Быть может, и остальное связано с кровью? Чеснок, крест, зеркало, дневной свет, закапывание в землю? Не очень понятно, и все же…

Надо читать, искать, исследовать – много, много работы. Как раз то, что ему нужно. Он много раз уже планировал это, но неизменно откладывал и забывал. Теперь его осенила новая идея – быть может, ее-то и не хватало – и планы его снова ожили. Настала пора действовать.

Он завел мотор, занял среднюю полосу и устремился в сторону города, намереваясь тормознуть у первого же дома.

Добежав по тропке до входной двери, он подергал, но безуспешно. Дверь была крепко заперта. Нетерпеливо чертыхнувшись, он бросился к следующему дому. Здесь дверь оказалась открыта, и, преодолев темную гостиную, он, перепрыгивая ступеньки, поднялся по ковровой лестнице в спальню.
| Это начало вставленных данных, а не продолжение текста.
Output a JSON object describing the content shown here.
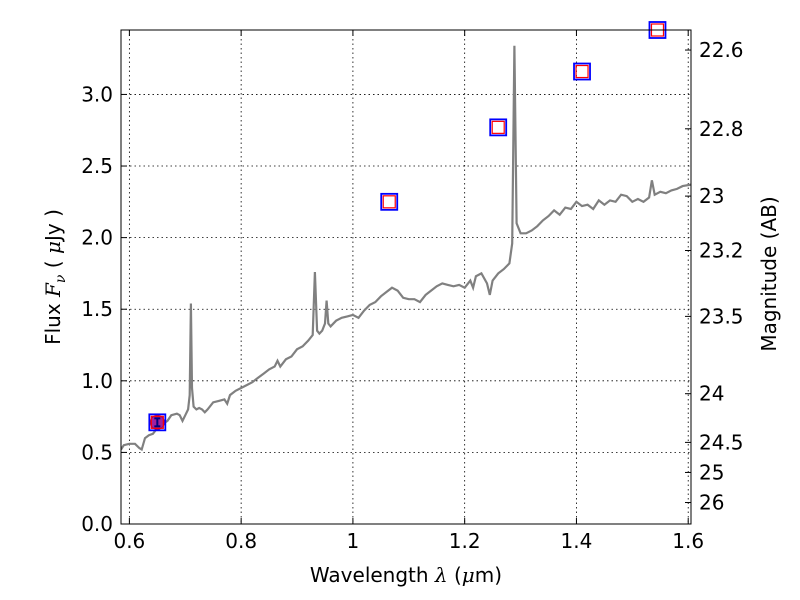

Здесь он обнаружил женщину. Без тени сомнения он сбросил с нее покрывало, ухватил за запястья и потащил в холл. Тело ударилось об пол, и женщина застонала. Пока он тащил тело по лестнице, тихое эхо ударов по ступенькам хрипом отдавалось в ее груди.

В гостиной тело вдруг ожило.

Ее руки сомкнулись на его запястьях, она начала выкручиваться и извиваться. Глаза ее оставались закрыты, но, пытаясь вырваться, она тихо всхлипывала и бормотала. Не в силах преодолеть его хватку, она вонзила в него свои длинные темные ногти. Вскрикнув, он отдернул руки и остаток пути волок ее за волосы. Обычно совесть мучила его, раз за разом повторяя, что эти люди, если не считать некоторых отклонений, такие же, как и он сам, но теперь экспериментаторский раж охватил его, и все колебания отошли на второй план.

И все же он содрогнулся, услышав чудовищный крик ужаса, вырвавшийся у нее, когда он выбросил ее на тротуар. Нечеловечески скалясь, она беспомощно извивалась, суча руками и ногами. Роберт Нэвилль терпеливо наблюдал.